President Barack Obama and his French counterpart Nicolas Sarkozy are believed to be among a record 205 nominations for the 2009 Nobel Peace Prize.
The secretive five-member awards committee, which released its final nominations count on Friday, keeps the names of candidates secret for 50 years. But some of the thousands of people with nominating rights do announce their nominees.
‘It is very easy to be nominated for the peace prize, but that is in no way an endorsement by the committee,’ said Geir Lundestad, the Norwegian awards committee’s nonvoting secretary.
The committee said 172 individuals and 33 organisations were on the list by this week’s deadline. The previous record was 199, in 2005.
‘There was a very good geographical spread,’ Lundestad said. The nominations included those postmarked by a Feb 1 deadline, and those added by the committee itself at its first meeting of the year, which was Thursday, he said.
This year, the name of the US president has been put forward by unidentified nominators, although he has been in office only for a few weeks. Lundestad has said in the past that people or groups are sometimes listed simply because nominators like them.

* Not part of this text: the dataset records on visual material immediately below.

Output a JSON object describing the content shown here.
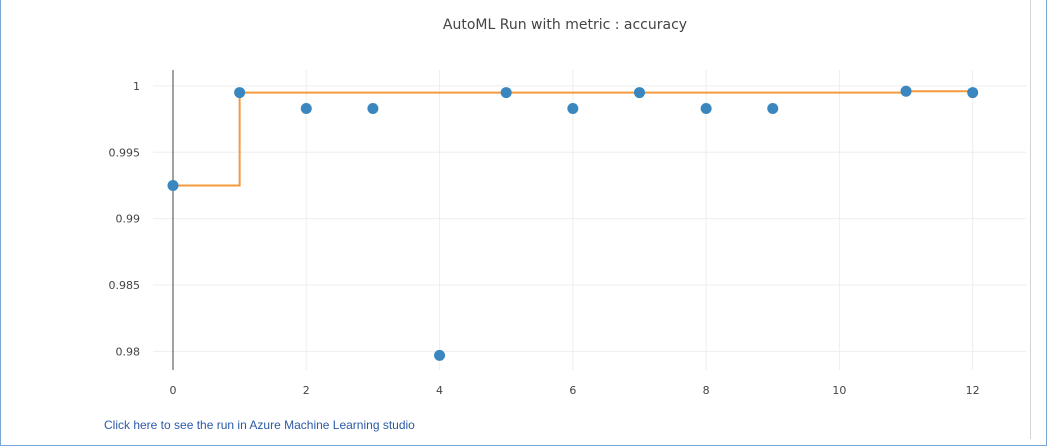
{
  "chart_data": {
    "type": "scatter",
    "title": "AutoML Run with metric : accuracy",
    "xlabel": "",
    "ylabel": "",
    "xlim": [
      -0.3,
      12.8
    ],
    "ylim": [
      0.9786,
      1.0012
    ],
    "x_ticks": [
      0,
      2,
      4,
      6,
      8,
      10,
      12
    ],
    "x_tick_labels": [
      "0",
      "2",
      "4",
      "6",
      "8",
      "10",
      "12"
    ],
    "y_ticks": [
      0.98,
      0.985,
      0.99,
      0.995,
      1
    ],
    "y_tick_labels": [
      "0.98",
      "0.985",
      "0.99",
      "0.995",
      "1"
    ],
    "grid": true,
    "series": [
      {
        "type": "scatter",
        "color": "#3a86bf",
        "x": [
          0,
          1,
          2,
          3,
          4,
          5,
          6,
          7,
          8,
          9,
          11,
          12
        ],
        "y": [
          0.9925,
          0.9995,
          0.9983,
          0.9983,
          0.9797,
          0.9995,
          0.9983,
          0.9995,
          0.9983,
          0.9983,
          0.9996,
          0.9995
        ]
      },
      {
        "type": "step-line",
        "color": "#f39a3d",
        "x": [
          0,
          1,
          1,
          11,
          11,
          12
        ],
        "y": [
          0.9925,
          0.9925,
          0.9995,
          0.9995,
          0.9996,
          0.9996
        ]
      }
    ]
  },
  "footer": {
    "link_text": "Click here to see the run in Azure Machine Learning studio"
  }
}
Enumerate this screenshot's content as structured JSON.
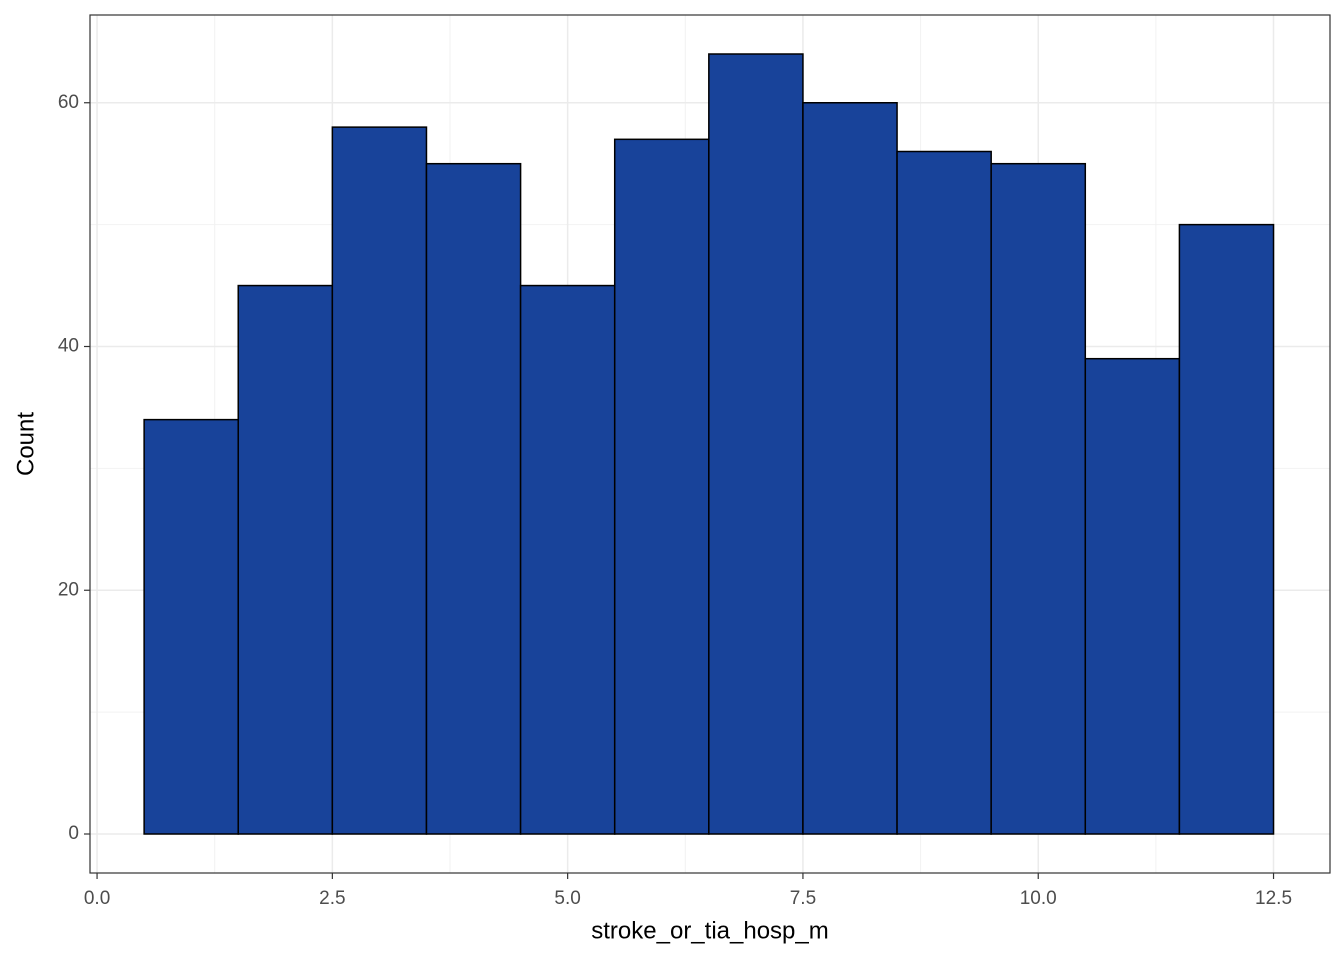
{
  "chart_data": {
    "type": "histogram",
    "x_label": "stroke_or_tia_hosp_m",
    "y_label": "Count",
    "bins": [
      0.5,
      1.5,
      2.5,
      3.5,
      4.5,
      5.5,
      6.5,
      7.5,
      8.5,
      9.5,
      10.5,
      11.5,
      12.5
    ],
    "values": [
      34,
      45,
      58,
      55,
      45,
      57,
      64,
      60,
      56,
      55,
      39,
      50
    ],
    "color": "#18439a",
    "edge_color": "#000000",
    "xlim": [
      -0.075,
      13.1
    ],
    "ylim": [
      -3.2,
      67.2
    ],
    "xticks": [
      {
        "value": 0,
        "label": "0.0"
      },
      2.5,
      {
        "value": 5,
        "label": "5.0"
      },
      7.5,
      {
        "value": 10,
        "label": "10.0"
      },
      12.5
    ],
    "yticks": [
      0,
      20,
      40,
      60
    ],
    "grid": true
  }
}
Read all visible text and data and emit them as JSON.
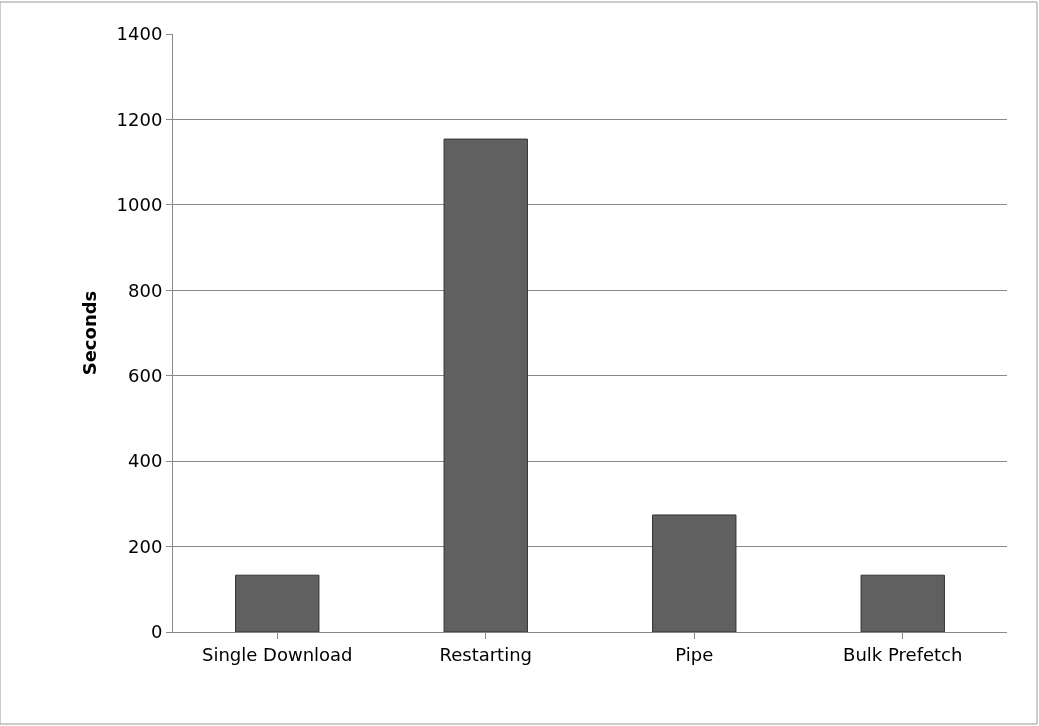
{
  "chart_data": {
    "type": "bar",
    "ylabel": "Seconds",
    "categories": [
      "Single Download",
      "Restarting",
      "Pipe",
      "Bulk Prefetch"
    ],
    "values": [
      133,
      1154,
      274,
      133
    ],
    "color": "#606060",
    "ylim": [
      0,
      1400
    ],
    "yticks": [
      0,
      200,
      400,
      600,
      800,
      1000,
      1200,
      1400
    ],
    "grid": "y",
    "legend": false
  }
}
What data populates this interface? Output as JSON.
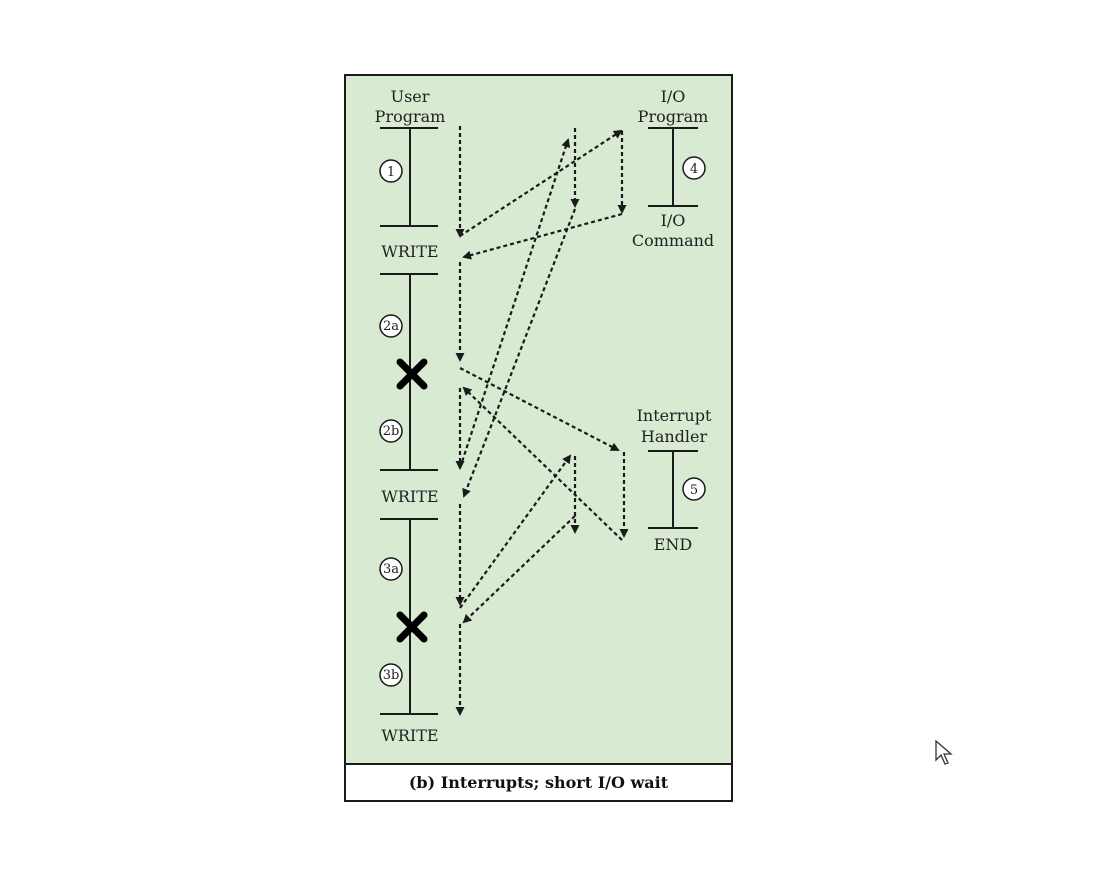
{
  "labels": {
    "user_program_line1": "User",
    "user_program_line2": "Program",
    "io_program_line1": "I/O",
    "io_program_line2": "Program",
    "io_command_line1": "I/O",
    "io_command_line2": "Command",
    "interrupt_handler_line1": "Interrupt",
    "interrupt_handler_line2": "Handler",
    "end": "END",
    "write_1": "WRITE",
    "write_2": "WRITE",
    "write_3": "WRITE"
  },
  "segments": {
    "seg1": "1",
    "seg2a": "2a",
    "seg2b": "2b",
    "seg3a": "3a",
    "seg3b": "3b",
    "seg4": "4",
    "seg5": "5"
  },
  "caption": "(b) Interrupts; short I/O wait",
  "colors": {
    "panel_bg": "#d8ead2",
    "line": "#1a1a1a"
  },
  "icons": {
    "interrupt_marker": "x-mark-icon",
    "pointer": "mouse-cursor-icon"
  }
}
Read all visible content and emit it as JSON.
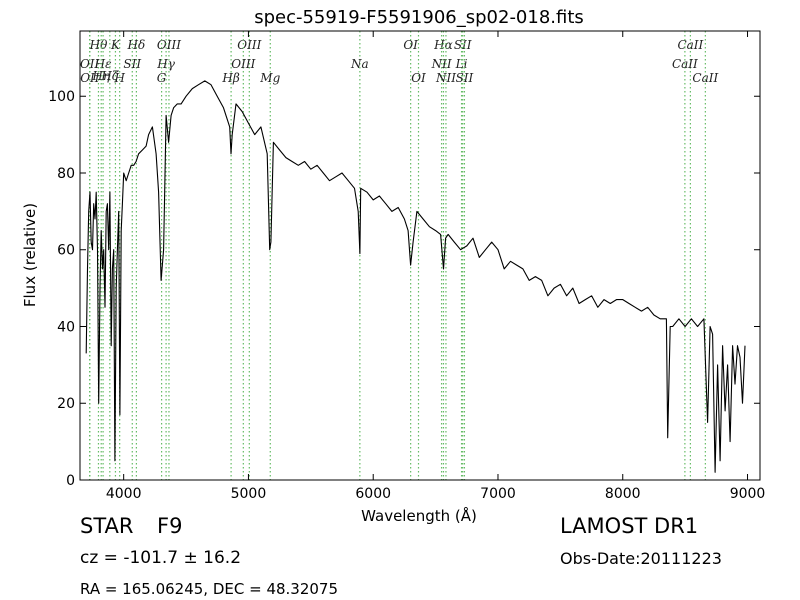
{
  "chart_data": {
    "type": "line",
    "title": "spec-55919-F5591906_sp02-018.fits",
    "xlabel": "Wavelength (Å)",
    "ylabel": "Flux (relative)",
    "xlim": [
      3650,
      9100
    ],
    "ylim": [
      0,
      117
    ],
    "xticks": [
      4000,
      5000,
      6000,
      7000,
      8000,
      9000
    ],
    "yticks": [
      0,
      20,
      40,
      60,
      80,
      100
    ],
    "grid": false,
    "line_color": "#000000",
    "marker_color": "#66bb66",
    "series": [
      {
        "x": [
          3700,
          3710,
          3720,
          3730,
          3740,
          3750,
          3760,
          3770,
          3780,
          3790,
          3800,
          3810,
          3820,
          3830,
          3840,
          3850,
          3860,
          3870,
          3880,
          3890,
          3900,
          3910,
          3920,
          3930,
          3940,
          3950,
          3960,
          3970,
          3980,
          3990,
          4000,
          4020,
          4040,
          4060,
          4080,
          4100,
          4120,
          4150,
          4180,
          4200,
          4230,
          4260,
          4280,
          4300,
          4320,
          4340,
          4360,
          4380,
          4400,
          4430,
          4460,
          4500,
          4550,
          4600,
          4650,
          4700,
          4750,
          4800,
          4850,
          4860,
          4870,
          4900,
          4950,
          5000,
          5050,
          5100,
          5150,
          5170,
          5180,
          5200,
          5250,
          5300,
          5350,
          5400,
          5450,
          5500,
          5550,
          5600,
          5650,
          5700,
          5750,
          5800,
          5850,
          5880,
          5893,
          5900,
          5950,
          6000,
          6050,
          6100,
          6150,
          6200,
          6250,
          6280,
          6300,
          6320,
          6350,
          6400,
          6450,
          6500,
          6540,
          6563,
          6580,
          6600,
          6650,
          6700,
          6750,
          6800,
          6850,
          6900,
          6950,
          7000,
          7050,
          7100,
          7150,
          7200,
          7250,
          7300,
          7350,
          7400,
          7450,
          7500,
          7550,
          7600,
          7650,
          7700,
          7750,
          7800,
          7850,
          7900,
          7950,
          8000,
          8050,
          8100,
          8150,
          8200,
          8250,
          8300,
          8350,
          8360,
          8380,
          8400,
          8450,
          8500,
          8550,
          8600,
          8650,
          8680,
          8700,
          8720,
          8740,
          8760,
          8780,
          8800,
          8820,
          8840,
          8860,
          8880,
          8900,
          8920,
          8940,
          8960,
          8980
        ],
        "y": [
          33,
          55,
          70,
          75,
          62,
          60,
          72,
          68,
          75,
          60,
          20,
          50,
          65,
          55,
          60,
          45,
          70,
          72,
          60,
          75,
          35,
          55,
          60,
          5,
          50,
          60,
          70,
          17,
          65,
          72,
          80,
          78,
          80,
          82,
          82,
          83,
          85,
          86,
          87,
          90,
          92,
          85,
          75,
          52,
          60,
          95,
          88,
          95,
          97,
          98,
          98,
          100,
          102,
          103,
          104,
          103,
          100,
          97,
          92,
          85,
          90,
          98,
          96,
          93,
          90,
          92,
          85,
          60,
          62,
          88,
          86,
          84,
          83,
          82,
          83,
          81,
          82,
          80,
          78,
          79,
          80,
          78,
          76,
          70,
          59,
          76,
          75,
          73,
          74,
          72,
          70,
          71,
          68,
          65,
          56,
          62,
          70,
          68,
          66,
          65,
          64,
          55,
          63,
          64,
          62,
          60,
          61,
          63,
          58,
          60,
          62,
          60,
          55,
          57,
          56,
          55,
          52,
          53,
          52,
          48,
          50,
          51,
          48,
          50,
          46,
          47,
          48,
          45,
          47,
          46,
          47,
          47,
          46,
          45,
          44,
          45,
          43,
          42,
          42,
          11,
          40,
          40,
          42,
          40,
          42,
          40,
          42,
          15,
          40,
          38,
          2,
          30,
          5,
          35,
          18,
          30,
          10,
          35,
          25,
          35,
          32,
          20,
          35
        ]
      }
    ],
    "spectral_lines": [
      {
        "label": "Hθ",
        "x": 3798,
        "row": 0
      },
      {
        "label": "K",
        "x": 3934,
        "row": 0
      },
      {
        "label": "Hδ",
        "x": 4102,
        "row": 0
      },
      {
        "label": "OIII",
        "x": 4363,
        "row": 0
      },
      {
        "label": "OIII",
        "x": 5007,
        "row": 0
      },
      {
        "label": "OI",
        "x": 6300,
        "row": 0
      },
      {
        "label": "Hα",
        "x": 6563,
        "row": 0
      },
      {
        "label": "SII",
        "x": 6717,
        "row": 0
      },
      {
        "label": "CaII",
        "x": 8542,
        "row": 0
      },
      {
        "label": "OII",
        "x": 3727,
        "row": 1
      },
      {
        "label": "Hε",
        "x": 3835,
        "row": 1
      },
      {
        "label": "SII",
        "x": 4069,
        "row": 1
      },
      {
        "label": "Hγ",
        "x": 4340,
        "row": 1
      },
      {
        "label": "OIII",
        "x": 4959,
        "row": 1
      },
      {
        "label": "Na",
        "x": 5893,
        "row": 1
      },
      {
        "label": "NII",
        "x": 6548,
        "row": 1
      },
      {
        "label": "Li",
        "x": 6708,
        "row": 1
      },
      {
        "label": "CaII",
        "x": 8498,
        "row": 1
      },
      {
        "label": "Hη",
        "x": 3820,
        "row": 1.5
      },
      {
        "label": "Hζ",
        "x": 3889,
        "row": 1.5
      },
      {
        "label": "OII",
        "x": 3729,
        "row": 2
      },
      {
        "label": "H",
        "x": 3968,
        "row": 2
      },
      {
        "label": "G",
        "x": 4304,
        "row": 2
      },
      {
        "label": "Hβ",
        "x": 4861,
        "row": 2
      },
      {
        "label": "Mg",
        "x": 5175,
        "row": 2
      },
      {
        "label": "OI",
        "x": 6363,
        "row": 2
      },
      {
        "label": "NII",
        "x": 6583,
        "row": 2
      },
      {
        "label": "SII",
        "x": 6731,
        "row": 2
      },
      {
        "label": "CaII",
        "x": 8662,
        "row": 2
      }
    ]
  },
  "info": {
    "cls": "STAR",
    "subclass": "F9",
    "cz": "cz = -101.7 ± 16.2",
    "survey": "LAMOST DR1",
    "obs_date": "Obs-Date:20111223",
    "radec": "RA = 165.06245, DEC = 48.32075"
  }
}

Some might also make a nomination in case their favourites were to accomplish something prize-worthy after the strict deadline. The committee previously confirmed that it had wanted to include president Jimmy Carter in the 1978 Camp David peace award to Egypt’s Anwar Sadat and Israel’s Menachem Begin but could not because he was not nominated in time. Carter won the 2002 prize on his own.
Sarkozy was nominated for peace efforts in the Russia-Georgia conflict and the Middle East. Lundestad refused to comment on specific names, but said thousands of people, ranging from past Nobel peace laureates to many college professors, have nomination rights. Sometimes, dozens might nominate the same candidate, or just one can like a specific person or group.